Turning to the third factor, the only prejudice plaintiff has identified is prejudice from delay in collecting a judgment. In this regard, plaintiff submits that with the passage of time, HamiltonDavis is becoming less viable financially. He submits that the longer it takes to secure a judgment, the less likely it is he will recover on the judgment. He states, “Delay is not just delay in this case. It likely means the difference between collecting something and nothing.” The Fifth Circuit has held that “mere delay does not alone constitute prejudice,” and that “‘the plaintiff must show that the delay will result in the loss of evidence, increased difficulties in discovery, or greater opportunities for fraud and collusion.'” Lacy, 227 F.3d at 293 (quoting Berthelsen v. Kane, 907 F.2d 617, 621 (6th Cir. 1990)). Even assuming the ability to collect on a judgment would constitute prejudice, here, plaintiff's actions herein belie his assertion that delay is prejudicial. To the point, after securing an entry of default, plaintiff waited nearly two months to move for a default judgment. The court, in fact, was on the verge of entering a show cause order when plaintiff filed his motion for default judgment. These circumstances undercut his assertion of prejudice from delay.
Considering the lack of prejudice to plaintiff, along with the fact that the event of default - defendants' failure to answer - was attributable to counsel, and not to defendants, and further considering that HamiltonDavis has presented meritorious defenses, the court concludes that the default judgment as to HamiltonDavis should be set aside. However, the court finds that plaintiff's reasonable attorney's fees and costs incurred in securing the entry of default and default judgment and in defending the default judgment against the motion to set aside should be borne by defense counsel.
Defendants are not necessarily absolved of responsibility merely because the default was attributable to counsel. See Razvi v. Dallas Fort Worth Int'l Airport, No. 21-10016, 2022 WL 4298141, at *3 (5th Cir. Sept. 16, 2022). This is, however, a factor the court may properly consider.

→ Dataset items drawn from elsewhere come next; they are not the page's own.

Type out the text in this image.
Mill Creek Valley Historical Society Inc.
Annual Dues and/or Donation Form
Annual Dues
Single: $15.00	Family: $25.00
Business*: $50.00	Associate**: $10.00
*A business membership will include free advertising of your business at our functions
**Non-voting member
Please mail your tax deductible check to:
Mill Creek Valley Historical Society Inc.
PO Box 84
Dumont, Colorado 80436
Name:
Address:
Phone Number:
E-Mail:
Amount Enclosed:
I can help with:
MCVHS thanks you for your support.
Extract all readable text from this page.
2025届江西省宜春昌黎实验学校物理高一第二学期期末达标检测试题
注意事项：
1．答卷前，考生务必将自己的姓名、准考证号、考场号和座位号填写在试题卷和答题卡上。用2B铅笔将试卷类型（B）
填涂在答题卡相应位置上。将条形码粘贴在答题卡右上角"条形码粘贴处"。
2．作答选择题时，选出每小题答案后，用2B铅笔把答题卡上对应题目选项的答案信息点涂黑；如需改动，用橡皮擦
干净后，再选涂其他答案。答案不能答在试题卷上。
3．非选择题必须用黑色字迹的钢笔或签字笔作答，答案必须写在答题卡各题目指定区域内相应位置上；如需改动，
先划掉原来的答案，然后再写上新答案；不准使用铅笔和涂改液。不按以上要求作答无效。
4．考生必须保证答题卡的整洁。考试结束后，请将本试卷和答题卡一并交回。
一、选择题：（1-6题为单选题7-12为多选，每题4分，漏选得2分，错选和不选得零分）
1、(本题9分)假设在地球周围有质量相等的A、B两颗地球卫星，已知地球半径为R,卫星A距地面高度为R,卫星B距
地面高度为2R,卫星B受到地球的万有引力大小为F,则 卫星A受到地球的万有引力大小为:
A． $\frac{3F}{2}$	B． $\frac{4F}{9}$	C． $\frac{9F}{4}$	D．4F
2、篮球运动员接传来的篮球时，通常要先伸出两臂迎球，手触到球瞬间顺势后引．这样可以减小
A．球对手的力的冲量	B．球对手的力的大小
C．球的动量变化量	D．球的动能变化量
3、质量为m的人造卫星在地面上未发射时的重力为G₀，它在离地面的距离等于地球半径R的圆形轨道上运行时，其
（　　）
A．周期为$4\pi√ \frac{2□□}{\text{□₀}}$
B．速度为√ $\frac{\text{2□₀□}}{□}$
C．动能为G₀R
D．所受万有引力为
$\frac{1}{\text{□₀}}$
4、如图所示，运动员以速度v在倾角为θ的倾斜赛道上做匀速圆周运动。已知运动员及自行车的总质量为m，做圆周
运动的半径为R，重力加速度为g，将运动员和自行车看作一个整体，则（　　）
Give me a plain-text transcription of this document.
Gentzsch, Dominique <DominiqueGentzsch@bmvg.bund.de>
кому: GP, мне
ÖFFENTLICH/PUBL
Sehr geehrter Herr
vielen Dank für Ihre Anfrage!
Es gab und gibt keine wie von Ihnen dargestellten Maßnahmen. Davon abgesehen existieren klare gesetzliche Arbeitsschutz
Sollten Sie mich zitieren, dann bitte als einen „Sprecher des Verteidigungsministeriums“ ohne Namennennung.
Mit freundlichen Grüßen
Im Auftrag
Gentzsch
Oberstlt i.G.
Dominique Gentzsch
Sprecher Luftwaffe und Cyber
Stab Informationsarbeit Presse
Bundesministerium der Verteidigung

The court's calculus as to Hamilton-Abston is different, however. Unlike the company, Hamilton-Abston has not demonstrated that she has a meritorious defense to plaintiff's claims against her personally. The court, therefore, concludes that the motion to set aside the default judgment as to Hamilton-Abston should be denied, with damages to be determined following a hearing at a date and time to be determined.
Based on the foregoing, it is ordered that the motion to set aside default judgment as to HamiltonDavis is granted but is denied as to Hamilton-Abston. It is further ordered that defense counsel shall pay plaintiff's reasonable attorney's fees and costs for obtaining and defending the default judgment. Plaintiff shall have fourteen days to submit an itemization of fees and expenses, and Hamilton Davis shall have seven days to file any objection.